- Poraiyahat Location in Jharkhand, India
- Coordinates: 24°40′41″N 87°10′19″E﻿ / ﻿24.67806°N 87.17194°E
- Country: India
- State: Jharkhand
- District: Godda
- Elevation: 145 m (476 ft)

Population (2011)
- • Total: 6,319

Languages (*For language details see Poraiyahat (community development block)#Language and religion)
- • Official: Hindi, Urdu
- Time zone: UTC+5:30 (IST)
- PIN: 814153 (Poraiyahat)
- Telephone/STD code: 06422
- Lok Sabha constituency: Godda
- Vidhan Sabha constituency: Poreyahat
- Website: godda.nic.in

= Poraiyahat =

Poraiyahat is a town in the Poraiyahat community division block in the Godda district of Jharkhand, India.

==Geography==

===Location===
Poraiyahat is a town located on the north-east border of Bihar and Jharkhand.
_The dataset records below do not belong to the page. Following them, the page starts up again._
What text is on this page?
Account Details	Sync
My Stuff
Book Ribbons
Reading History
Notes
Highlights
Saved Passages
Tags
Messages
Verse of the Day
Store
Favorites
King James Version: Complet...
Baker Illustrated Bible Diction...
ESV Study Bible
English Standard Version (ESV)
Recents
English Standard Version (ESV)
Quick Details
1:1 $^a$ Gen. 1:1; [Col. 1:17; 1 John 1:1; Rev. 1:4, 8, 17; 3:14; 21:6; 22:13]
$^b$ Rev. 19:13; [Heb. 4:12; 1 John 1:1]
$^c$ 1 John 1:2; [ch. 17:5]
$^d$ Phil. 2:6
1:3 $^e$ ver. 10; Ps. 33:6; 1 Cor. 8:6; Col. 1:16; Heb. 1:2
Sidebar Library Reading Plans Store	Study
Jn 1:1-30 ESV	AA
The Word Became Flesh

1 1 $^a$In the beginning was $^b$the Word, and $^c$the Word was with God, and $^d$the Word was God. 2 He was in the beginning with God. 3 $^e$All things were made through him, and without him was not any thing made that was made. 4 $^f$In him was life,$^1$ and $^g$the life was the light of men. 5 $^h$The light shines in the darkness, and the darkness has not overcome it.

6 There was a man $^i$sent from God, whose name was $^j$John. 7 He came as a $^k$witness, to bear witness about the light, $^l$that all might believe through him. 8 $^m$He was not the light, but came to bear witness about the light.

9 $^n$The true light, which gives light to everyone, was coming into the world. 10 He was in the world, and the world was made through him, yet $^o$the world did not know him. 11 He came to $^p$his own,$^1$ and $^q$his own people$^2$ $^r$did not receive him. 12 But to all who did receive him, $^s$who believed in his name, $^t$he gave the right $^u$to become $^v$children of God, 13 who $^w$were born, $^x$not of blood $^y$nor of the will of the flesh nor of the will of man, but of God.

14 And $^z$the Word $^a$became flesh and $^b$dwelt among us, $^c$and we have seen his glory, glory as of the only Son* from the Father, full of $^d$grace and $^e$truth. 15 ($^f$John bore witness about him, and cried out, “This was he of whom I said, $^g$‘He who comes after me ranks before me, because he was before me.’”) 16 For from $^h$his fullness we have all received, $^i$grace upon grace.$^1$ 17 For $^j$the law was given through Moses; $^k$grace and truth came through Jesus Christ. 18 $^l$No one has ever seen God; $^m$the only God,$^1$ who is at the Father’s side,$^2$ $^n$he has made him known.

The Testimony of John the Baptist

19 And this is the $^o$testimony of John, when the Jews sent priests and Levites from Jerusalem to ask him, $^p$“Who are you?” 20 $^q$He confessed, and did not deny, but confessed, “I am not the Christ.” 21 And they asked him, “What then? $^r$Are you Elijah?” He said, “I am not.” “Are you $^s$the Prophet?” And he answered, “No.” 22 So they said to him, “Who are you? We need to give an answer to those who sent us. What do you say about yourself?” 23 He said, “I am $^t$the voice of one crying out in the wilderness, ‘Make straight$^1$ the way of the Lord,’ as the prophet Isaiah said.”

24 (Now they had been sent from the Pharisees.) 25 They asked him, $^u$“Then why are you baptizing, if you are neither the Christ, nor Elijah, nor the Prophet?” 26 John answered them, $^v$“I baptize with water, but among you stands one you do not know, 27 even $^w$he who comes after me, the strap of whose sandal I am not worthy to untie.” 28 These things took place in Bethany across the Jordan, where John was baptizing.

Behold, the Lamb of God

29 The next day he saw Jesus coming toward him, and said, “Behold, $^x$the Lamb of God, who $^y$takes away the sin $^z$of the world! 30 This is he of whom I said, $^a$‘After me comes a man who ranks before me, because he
Poraiyahat has an area of 487 ha.

===Overview===
The Rajmahal hills run from the bank of the Ganges in the extreme north to the south into the Dumka district. The entire area is mostly rural, with only small pockets of urbanisation.

==Demographics==
According to the 2011 Census of India, Poraiyahat had a total population of 6,319, of which 3,296 (52%) were males and 3,023 (48%) were females. 876 people were in the age range 0–6 years. The total number of literate persons in Poraiyahat was 4,106 (75.44% of the population over six years).

==Transport==
The Deoghar-Godda-Pirpainti NH 133 passes through Poraiyahat, and connects to the Farakka-Arwal NH 33 at Pirpainti.

The 30 km Hansdiha-Godda rail, part of the Eastern Railway, passes through Poraiyahat.